Uma vez torradas, são resfriadas e trituradas, para remover sua casca. Depois de moídas, passam por uma prensa que separa as sementes em dois grupos: a manteiga de cacau e a “torta” de cacau, uma pasta seca e compacta. Para fazer o chocolate tradicional, a manteiga de cacau e a torta de cacau são misturados com açúcar e leite. O meio-amargomistura todos os ingredientes menos o leite. O chocolate branco leva apenas a manteiga de cacau, açúcar e leite.

Essa mistura (que varia conforme os três tipos de chocolates citados) passa por um refinador.

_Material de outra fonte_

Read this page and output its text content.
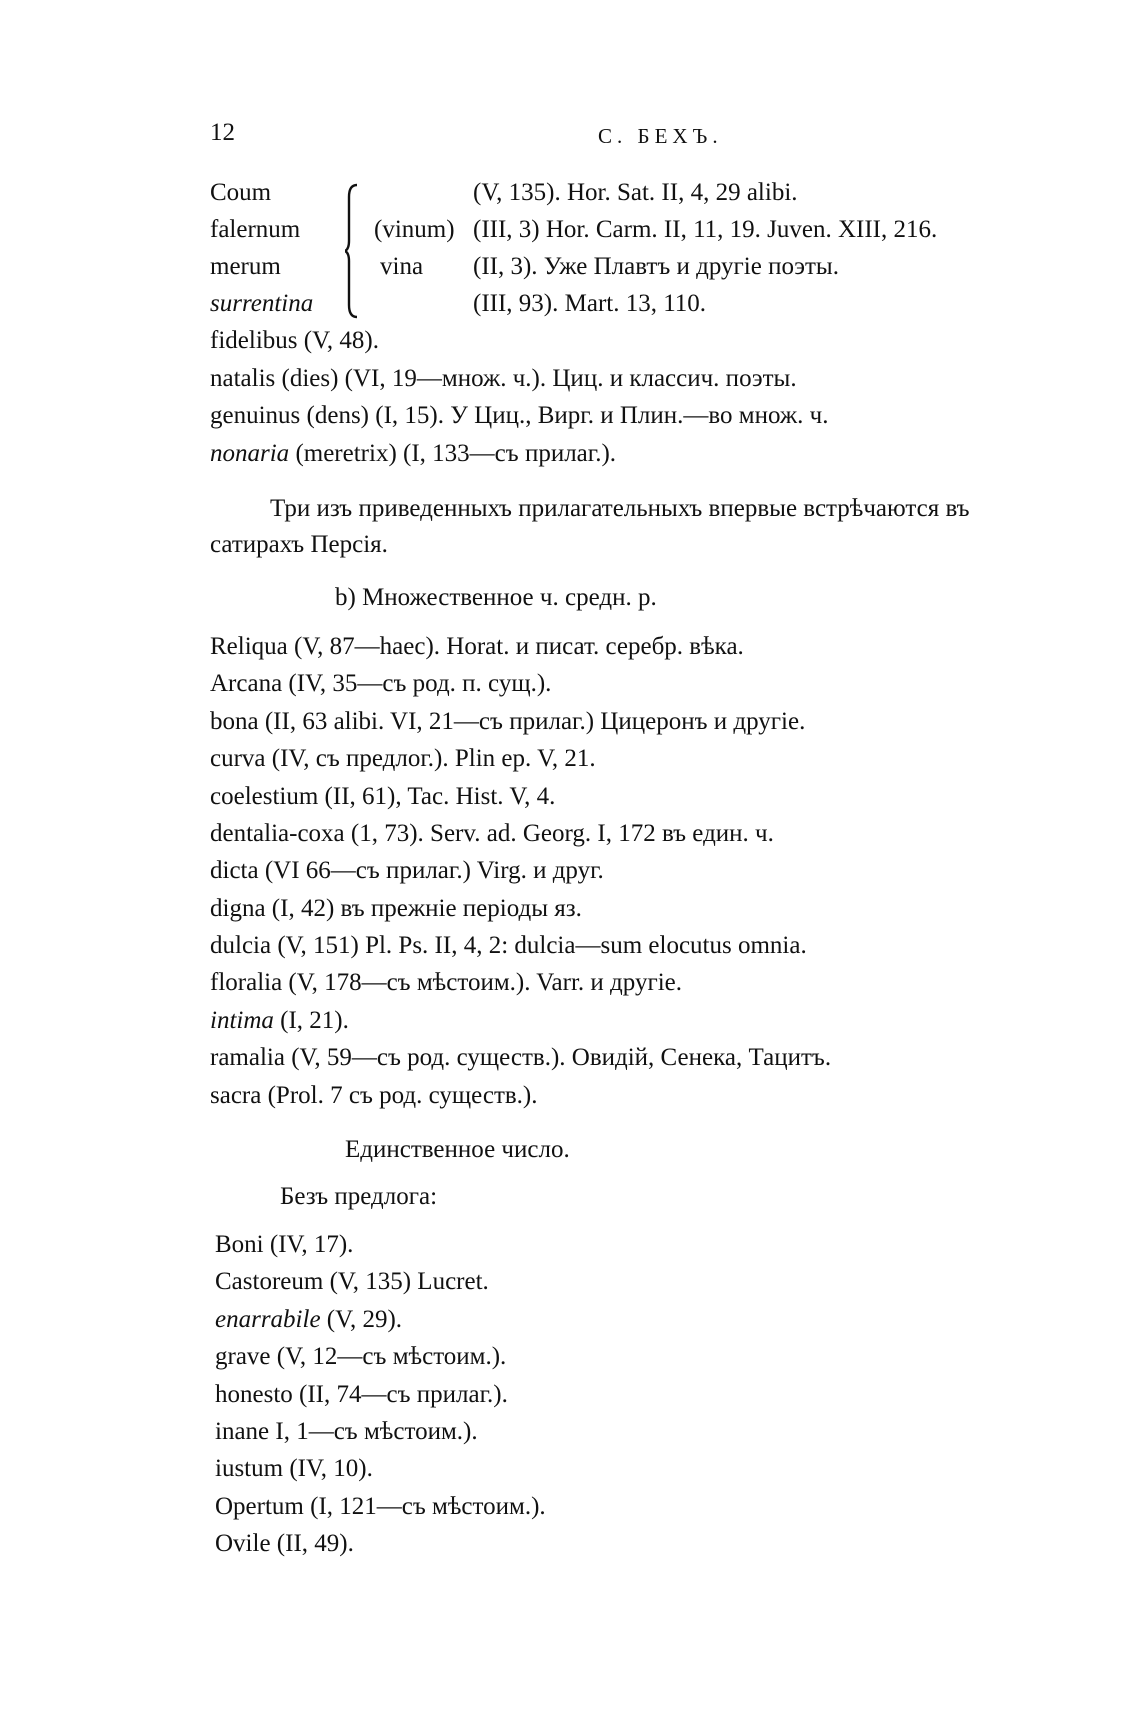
12	С. БЕХЪ.
Coum
falernum
merum
surrentina
(vinum)
vina
(V, 135). Hor. Sat. II, 4, 29 alibi.
(III, 3) Hor. Carm. II, 11, 19. Juven. XIII, 216.
(II, 3). Уже Плавтъ и другіе поэты.
(III, 93). Mart. 13, 110.
fidelibus (V, 48).
natalis (dies) (VI, 19—множ. ч.). Циц. и классич. поэты.
genuinus (dens) (I, 15). У Циц., Вирг. и Плин.—во множ. ч.
nonaria (meretrix) (I, 133—съ прилаг.).
Три изъ приведенныхъ прилагательныхъ впервые встрѣчаются въ
сатирахъ Персія.
b) Множественное ч. средн. р.
Reliqua (V, 87—haec). Horat. и писат. серебр. вѣка.
Arcana (IV, 35—съ род. п. сущ.).
bona (II, 63 alibi. VI, 21—съ прилаг.) Цицеронъ и другіе.
curva (IV, съ предлог.). Plin ep. V, 21.
coelestium (II, 61), Tac. Hist. V, 4.
dentalia-coxa (1, 73). Serv. ad. Georg. I, 172 въ един. ч.
dicta (VI 66—съ прилаг.) Virg. и друг.
digna (I, 42) въ прежніе періоды яз.
dulcia (V, 151) Pl. Ps. II, 4, 2: dulcia—sum elocutus omnia.
floralia (V, 178—съ мѣстоим.). Varr. и другіе.
intima (I, 21).
ramalia (V, 59—съ род. существ.). Овидій, Сенека, Тацитъ.
sacra (Prol. 7 съ род. существ.).
Единственное число.
Безъ предлога:
Boni (IV, 17).
Castoreum (V, 135) Lucret.
enarrabile (V, 29).
grave (V, 12—съ мѣстоим.).
honesto (II, 74—съ прилаг.).
inane I, 1—съ мѣстоим.).
iustum (IV, 10).
Opertum (I, 121—съ мѣстоим.).
Ovile (II, 49).
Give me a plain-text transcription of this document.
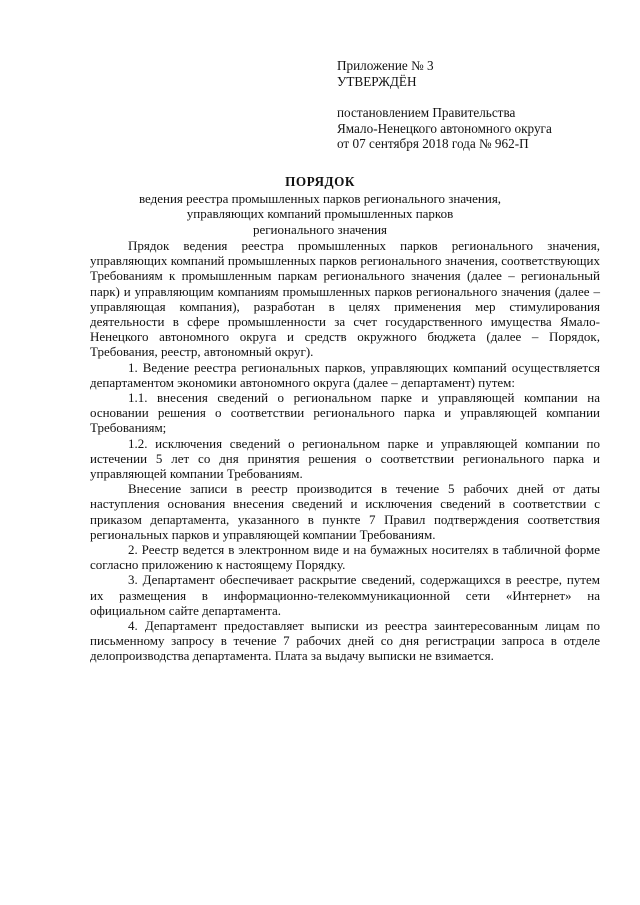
Приложение № 3
УТВЕРЖДЁН
постановлением Правительства
Ямало-Ненецкого автономного округа
от 07 сентября 2018 года № 962-П
ПОРЯДОК
ведения реестра промышленных парков регионального значения,
управляющих компаний промышленных парков
регионального значения

Прядок ведения реестра промышленных парков регионального значения, управляющих компаний промышленных парков регионального значения, соответствующих Требованиям к промышленным паркам регионального значения (далее – региональный парк) и управляющим компаниям промышленных парков регионального значения (далее – управляющая компания), разработан в целях применения мер стимулирования деятельности в сфере промышленности за счет государственного имущества Ямало-Ненецкого автономного округа и средств окружного бюджета (далее – Порядок, Требования, реестр, автономный округ).

1. Ведение реестра региональных парков, управляющих компаний осуществляется департаментом экономики автономного округа (далее – департамент) путем:

1.1. внесения сведений о региональном парке и управляющей компании на основании решения о соответствии регионального парка и управляющей компании Требованиям;

1.2. исключения сведений о региональном парке и управляющей компании по истечении 5 лет со дня принятия решения о соответствии регионального парка и управляющей компании Требованиям.

Внесение записи в реестр производится в течение 5 рабочих дней от даты наступления основания внесения сведений и исключения сведений в соответствии с приказом департамента, указанного в пункте 7 Правил подтверждения соответствия региональных парков и управляющей компании Требованиям.

2. Реестр ведется в электронном виде и на бумажных носителях в табличной форме согласно приложению к настоящему Порядку.

3. Департамент обеспечивает раскрытие сведений, содержащихся в реестре, путем их размещения в информационно-телекоммуникационной сети «Интернет» на официальном сайте департамента.

4. Департамент предоставляет выписки из реестра заинтересованным лицам по письменному запросу в течение 7 рабочих дней со дня регистрации запроса в отделе делопроизводства департамента. Плата за выдачу выписки не взимается.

O objetivo é triturar os grãos de açúcar, para que o chocolate não fique com uma textura granulada e seja mais agradável de comer. É nesse processo de refino o fator determinante para a qualidade do chocolate. Quanto mais bem dissolvidos os grãos de açúcar, mais cremoso e agradável será o chocolate. Só que refinar o chocolate requer um maquinário caro, quanto melhor o refino, mais caro o custo e, consequentemente, mais caro o chocolate.

Quando os grãos de açúcar já estão imperceptíveis, a mistura vai para um processo chamado “conchagem” onde passam por diversas temperaturas com o objetivo de endurecer gradativamente a manteiga de cacau, deixando o chocolate em uma textura agradável para o consumo. Finalmente, quando a massa está na temperatura ideal, vem o último passo: a moldagem. É colocada em fôrmas e eventuais ingredientes são acrescentados (flocos crocantes, amêndoas, castanhas, etc). É resfriado em definitivo e embalado.

Hoje, para ser classificado como “chocolate” no Brasil, o produto deve ter pelo menos 25% da sua composição de cacau. Ou seja, precisa de muito pouco para se vender um “chocolate” oficialmente. Um produto pode ter 25% de chocolate, 50% de açúcar e 25% de gordura que será chocolate.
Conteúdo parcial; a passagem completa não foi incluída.